Around five years ago, a certain type of story started to pop up. The headline would be some version of “every company is now a data company” and the article went on to explain how business success would increasingly be defined by companies’ ability to collect, sort, and analyze the growing mountain of data related to their operations and customers. Since then, this breed of story has been written again and again, with no end in sight.
This isn’t to say those stories are wrong. On the contrary, the “every company is a data company” mantra is much more than a platitude delivered at conferences and in trade journals, especially during a pandemic that’s forced those same companies to take a much closer look at what is and isn’t working internally.
Even prior to the COVID-19 outbreak, every day brought new evidence that the most successful companies were data-driven and willing to invest a lot in staying on the cutting edge. McDonalds’ recent $300 million acquisition of Dynamic Yield to obtain better insight and intelligence from its data is one sign of the value that leading companies are placing on data. So is the rise of “experience management” firms such as Qualtrics, Podium, and InMoment that help firms gather and make sense of data from their customers.
But the data company hype obscures a much more meaningful and difficult to answer question: What’s actually worth measuring when you can measure almost everything?
At its most fundamental level, data is about the search for leading indicators. The kind of information that has predictive power, enabling you to truly understand your customers and put you a step ahead of the competition. Even five years after those data company stories started appearing, a surprising number of companies are focused too much on lagging indicators like profit margins and sales numbers.

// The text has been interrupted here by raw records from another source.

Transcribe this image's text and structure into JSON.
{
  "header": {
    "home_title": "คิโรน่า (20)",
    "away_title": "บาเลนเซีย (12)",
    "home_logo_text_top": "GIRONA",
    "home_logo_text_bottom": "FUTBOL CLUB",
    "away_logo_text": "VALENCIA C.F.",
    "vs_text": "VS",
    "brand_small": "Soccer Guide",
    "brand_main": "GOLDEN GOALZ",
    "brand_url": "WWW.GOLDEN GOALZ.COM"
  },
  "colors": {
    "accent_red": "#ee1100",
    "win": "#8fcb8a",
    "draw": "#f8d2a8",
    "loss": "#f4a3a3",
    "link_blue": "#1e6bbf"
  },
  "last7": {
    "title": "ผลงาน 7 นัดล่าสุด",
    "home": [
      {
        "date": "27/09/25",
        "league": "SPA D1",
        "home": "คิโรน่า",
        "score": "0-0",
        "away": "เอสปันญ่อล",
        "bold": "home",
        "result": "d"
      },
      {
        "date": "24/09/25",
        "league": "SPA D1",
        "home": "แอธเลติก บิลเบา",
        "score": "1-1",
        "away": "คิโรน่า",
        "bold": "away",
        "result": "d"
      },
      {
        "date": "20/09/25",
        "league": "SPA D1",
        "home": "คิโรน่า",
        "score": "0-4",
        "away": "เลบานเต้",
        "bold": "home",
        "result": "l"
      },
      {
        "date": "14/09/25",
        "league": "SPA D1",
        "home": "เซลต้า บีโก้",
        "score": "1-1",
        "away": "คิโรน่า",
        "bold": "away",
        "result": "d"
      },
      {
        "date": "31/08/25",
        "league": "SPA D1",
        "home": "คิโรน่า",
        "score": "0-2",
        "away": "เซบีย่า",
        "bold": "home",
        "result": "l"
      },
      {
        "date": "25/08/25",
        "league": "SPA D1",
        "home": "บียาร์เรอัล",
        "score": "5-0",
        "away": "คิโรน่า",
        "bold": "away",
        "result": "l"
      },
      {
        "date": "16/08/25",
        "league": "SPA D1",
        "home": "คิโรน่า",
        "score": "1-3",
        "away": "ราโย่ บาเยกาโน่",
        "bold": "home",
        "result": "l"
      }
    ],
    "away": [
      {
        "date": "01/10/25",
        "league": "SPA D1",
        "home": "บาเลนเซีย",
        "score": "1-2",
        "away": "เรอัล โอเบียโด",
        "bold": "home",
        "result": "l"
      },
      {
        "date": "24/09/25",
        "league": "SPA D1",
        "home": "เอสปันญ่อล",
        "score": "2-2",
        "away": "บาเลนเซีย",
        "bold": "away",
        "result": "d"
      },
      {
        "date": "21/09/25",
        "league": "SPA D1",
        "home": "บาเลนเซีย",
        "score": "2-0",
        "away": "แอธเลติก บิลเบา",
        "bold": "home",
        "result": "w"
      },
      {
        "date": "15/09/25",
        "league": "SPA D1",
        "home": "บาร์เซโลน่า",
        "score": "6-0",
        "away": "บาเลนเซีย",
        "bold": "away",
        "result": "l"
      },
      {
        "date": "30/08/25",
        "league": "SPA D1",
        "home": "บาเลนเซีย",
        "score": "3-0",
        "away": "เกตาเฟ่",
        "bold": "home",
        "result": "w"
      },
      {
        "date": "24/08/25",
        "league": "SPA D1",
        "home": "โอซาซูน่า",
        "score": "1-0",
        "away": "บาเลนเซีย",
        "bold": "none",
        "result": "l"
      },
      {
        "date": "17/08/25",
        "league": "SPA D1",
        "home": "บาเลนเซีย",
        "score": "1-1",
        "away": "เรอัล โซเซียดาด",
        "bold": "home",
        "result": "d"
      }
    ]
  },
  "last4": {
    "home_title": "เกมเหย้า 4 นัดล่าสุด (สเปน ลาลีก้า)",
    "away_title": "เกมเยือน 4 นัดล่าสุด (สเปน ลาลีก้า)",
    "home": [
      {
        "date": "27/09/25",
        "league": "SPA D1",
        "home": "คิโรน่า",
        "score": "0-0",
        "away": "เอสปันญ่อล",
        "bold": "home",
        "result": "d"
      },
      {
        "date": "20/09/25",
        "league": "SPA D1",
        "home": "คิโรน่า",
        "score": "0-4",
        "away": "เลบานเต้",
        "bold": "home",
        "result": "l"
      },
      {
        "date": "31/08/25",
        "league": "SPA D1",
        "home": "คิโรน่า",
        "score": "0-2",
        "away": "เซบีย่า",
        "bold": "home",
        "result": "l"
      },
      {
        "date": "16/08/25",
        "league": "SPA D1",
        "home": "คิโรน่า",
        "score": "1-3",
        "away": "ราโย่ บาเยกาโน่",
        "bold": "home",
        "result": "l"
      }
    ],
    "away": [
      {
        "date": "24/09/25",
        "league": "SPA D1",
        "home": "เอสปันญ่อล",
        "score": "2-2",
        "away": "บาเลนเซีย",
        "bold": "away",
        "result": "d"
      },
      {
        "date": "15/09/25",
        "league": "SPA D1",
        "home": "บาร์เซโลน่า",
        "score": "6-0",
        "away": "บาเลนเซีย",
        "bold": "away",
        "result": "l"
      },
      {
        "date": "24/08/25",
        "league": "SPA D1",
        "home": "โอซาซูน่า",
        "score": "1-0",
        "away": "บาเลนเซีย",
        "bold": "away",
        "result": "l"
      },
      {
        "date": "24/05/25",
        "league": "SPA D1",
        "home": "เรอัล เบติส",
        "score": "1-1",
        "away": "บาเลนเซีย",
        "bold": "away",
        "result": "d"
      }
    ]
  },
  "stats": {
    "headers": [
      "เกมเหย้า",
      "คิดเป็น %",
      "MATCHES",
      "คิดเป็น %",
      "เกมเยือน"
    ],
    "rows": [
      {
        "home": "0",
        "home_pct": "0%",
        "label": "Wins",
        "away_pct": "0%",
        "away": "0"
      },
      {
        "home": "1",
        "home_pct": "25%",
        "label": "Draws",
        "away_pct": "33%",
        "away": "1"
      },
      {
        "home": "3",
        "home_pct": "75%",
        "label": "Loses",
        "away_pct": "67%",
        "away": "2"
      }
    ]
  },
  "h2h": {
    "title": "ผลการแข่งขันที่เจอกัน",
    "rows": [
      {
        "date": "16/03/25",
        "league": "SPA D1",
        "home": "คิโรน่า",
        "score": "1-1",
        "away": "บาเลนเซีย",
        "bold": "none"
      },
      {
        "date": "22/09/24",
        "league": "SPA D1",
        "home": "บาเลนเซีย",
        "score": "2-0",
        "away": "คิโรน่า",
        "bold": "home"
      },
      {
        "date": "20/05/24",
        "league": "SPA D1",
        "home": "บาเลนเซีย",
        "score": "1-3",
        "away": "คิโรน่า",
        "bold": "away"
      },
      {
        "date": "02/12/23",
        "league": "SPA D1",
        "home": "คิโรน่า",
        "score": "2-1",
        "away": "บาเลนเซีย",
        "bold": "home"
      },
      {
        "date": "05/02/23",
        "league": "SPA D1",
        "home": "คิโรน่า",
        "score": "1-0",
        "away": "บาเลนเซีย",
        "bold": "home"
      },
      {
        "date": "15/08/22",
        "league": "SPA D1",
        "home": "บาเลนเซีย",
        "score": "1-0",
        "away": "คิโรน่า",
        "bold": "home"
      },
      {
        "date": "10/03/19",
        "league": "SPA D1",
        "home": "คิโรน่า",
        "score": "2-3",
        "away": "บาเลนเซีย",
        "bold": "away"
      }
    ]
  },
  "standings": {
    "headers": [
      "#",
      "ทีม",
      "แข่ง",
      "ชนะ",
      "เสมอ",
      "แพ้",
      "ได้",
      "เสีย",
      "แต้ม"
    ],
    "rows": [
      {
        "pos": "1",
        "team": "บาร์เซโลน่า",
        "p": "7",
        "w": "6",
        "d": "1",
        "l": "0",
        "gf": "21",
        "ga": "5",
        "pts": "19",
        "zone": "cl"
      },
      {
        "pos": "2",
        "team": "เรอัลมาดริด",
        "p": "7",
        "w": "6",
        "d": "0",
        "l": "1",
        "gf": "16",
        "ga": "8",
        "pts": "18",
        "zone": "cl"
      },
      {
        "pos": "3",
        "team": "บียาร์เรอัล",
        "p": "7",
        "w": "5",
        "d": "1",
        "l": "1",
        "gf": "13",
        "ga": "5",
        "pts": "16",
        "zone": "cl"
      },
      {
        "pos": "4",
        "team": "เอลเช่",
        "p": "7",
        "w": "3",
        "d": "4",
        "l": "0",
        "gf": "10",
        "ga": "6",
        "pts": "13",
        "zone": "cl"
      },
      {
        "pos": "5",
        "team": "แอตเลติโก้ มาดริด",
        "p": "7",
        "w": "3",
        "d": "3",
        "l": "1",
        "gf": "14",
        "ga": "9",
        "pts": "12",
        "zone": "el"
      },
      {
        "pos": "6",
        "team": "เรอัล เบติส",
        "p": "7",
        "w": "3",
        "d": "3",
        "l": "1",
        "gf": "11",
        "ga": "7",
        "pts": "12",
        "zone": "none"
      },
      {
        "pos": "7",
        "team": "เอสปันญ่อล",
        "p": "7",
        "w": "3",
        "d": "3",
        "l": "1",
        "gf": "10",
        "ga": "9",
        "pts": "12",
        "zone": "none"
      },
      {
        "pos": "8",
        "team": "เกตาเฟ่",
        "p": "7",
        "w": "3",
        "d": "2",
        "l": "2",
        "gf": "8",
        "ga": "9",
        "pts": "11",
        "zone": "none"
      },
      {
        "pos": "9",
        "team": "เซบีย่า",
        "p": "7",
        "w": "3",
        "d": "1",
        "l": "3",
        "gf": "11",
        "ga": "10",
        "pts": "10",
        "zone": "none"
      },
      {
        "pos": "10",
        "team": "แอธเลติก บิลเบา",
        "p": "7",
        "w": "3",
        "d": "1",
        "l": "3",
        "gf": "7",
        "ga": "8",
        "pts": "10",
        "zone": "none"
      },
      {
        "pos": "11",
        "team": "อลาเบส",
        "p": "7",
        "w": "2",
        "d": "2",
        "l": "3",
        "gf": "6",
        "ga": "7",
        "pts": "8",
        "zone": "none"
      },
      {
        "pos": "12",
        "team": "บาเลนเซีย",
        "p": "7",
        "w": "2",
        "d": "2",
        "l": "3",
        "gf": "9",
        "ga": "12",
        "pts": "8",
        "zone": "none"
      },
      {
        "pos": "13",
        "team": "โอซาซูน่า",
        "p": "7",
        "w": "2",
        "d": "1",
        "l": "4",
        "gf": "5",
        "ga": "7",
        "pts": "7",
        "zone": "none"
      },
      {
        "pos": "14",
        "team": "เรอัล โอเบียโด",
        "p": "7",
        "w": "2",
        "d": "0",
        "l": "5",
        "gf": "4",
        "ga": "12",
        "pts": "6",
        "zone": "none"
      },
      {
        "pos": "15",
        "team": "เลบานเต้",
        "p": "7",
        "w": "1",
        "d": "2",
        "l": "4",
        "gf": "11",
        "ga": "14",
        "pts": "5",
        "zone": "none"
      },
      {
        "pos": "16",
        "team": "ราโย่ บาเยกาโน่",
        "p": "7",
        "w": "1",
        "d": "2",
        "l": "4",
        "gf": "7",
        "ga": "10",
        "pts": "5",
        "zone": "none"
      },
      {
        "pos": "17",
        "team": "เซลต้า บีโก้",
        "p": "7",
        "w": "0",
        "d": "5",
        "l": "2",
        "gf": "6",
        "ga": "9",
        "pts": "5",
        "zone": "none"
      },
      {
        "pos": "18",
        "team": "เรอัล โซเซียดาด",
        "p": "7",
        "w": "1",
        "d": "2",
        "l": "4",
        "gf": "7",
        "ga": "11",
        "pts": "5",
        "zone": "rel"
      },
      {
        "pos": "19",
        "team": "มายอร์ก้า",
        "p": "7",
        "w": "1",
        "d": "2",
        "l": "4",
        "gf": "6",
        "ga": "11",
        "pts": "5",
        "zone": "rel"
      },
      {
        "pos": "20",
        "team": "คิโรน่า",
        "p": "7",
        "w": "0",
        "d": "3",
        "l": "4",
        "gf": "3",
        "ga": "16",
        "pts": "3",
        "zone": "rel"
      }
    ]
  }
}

Companies want to get a better view of their customer or operations, but many are handicapped by having their data siloed in different systems. A lot of organizations risk drowning in data that they don’t have the skills or systems to create reliable information out of or to access in a way that isn’t overly time-consuming.
A common misconception that prevents many companies from embracing data is that it’s something for the Googles, Ubers, and Facebooks of the world, but not for the little guys. A few years ago, there was some truth to that: Setting up a data infrastructure could be a seven-figure investment after you factored in hardware, software and developer costs.
These days, it’s not cheap or free but it has become dramatically more accessible for all stripes of companies. With the advent of the pay-as-you-grow cloud services and SaaS-based platforms, companies can start investing in their data for dollars per day and have the flexibility to scale up or down as the value of the solution grows, rather than investing a fortune up front in hopes it might one day pay off.
The sheer variety of companies that are now able to access data and use it to obtain actionable leading indicators also means the data revolution has truly arrived, a mere five years after it was advertised.
One company we’ve worked with in the past that specializes in commercial building installs, for example, was able to identify and track a crucial leading indicator it wasn’t previously aware of. It found that if its product wasn’t ordered 120 days before a job started it led to delays that made the difference between making money or not. Another company in the asphalt business that was once a client has been able to analyze publicly available rail data to identify patterns in shipments from competitors’ plants. That enables it to assess how close its rivals are to capacity and shapes how aggressive it is in bidding on new contracts.
The most successful companies are the ones finding ways to access and interpret key leading indicators. One company in the storage business, for example, has been able to leverage the data from reviews that customers leave about their experience at different sites. Combing through the data using keywords—especially ones having to do with rodents or water damage—to identify positive and negative responses has enabled it to address problems and soothe unhappy customers rapidly. It’s also been able to scrape through call center transcripts to identify patterns in customer comments, using AI transcription tools that were once unavailable or prohibitively costly.
These are prime examples of data that in the past wouldn’t have been seen as useful or accessible but whose value is now being unlocked through technology that’s cheap enough for most to access. And its trickle-down effects are being felt everywhere, from ER waiting rooms to car dealerships.
The good news for companies who haven’t yet jumped on the data train is that much of this gold dust is already in their hands. The cloud-based analytics solutions that are now widely available and affordable offer the key to liberating that trapped data and putting it to work.
The bad news is that it still takes work. Perhaps more than it ever did in the past, since the volume of data that needs sifting has gone up in lockstep with the lowered cost of its collection.
That’s a major detail that’s been left out of the majority of stories written about data’s ability to change every business. Sure, today every company could be a data company. But not without a lot of effort.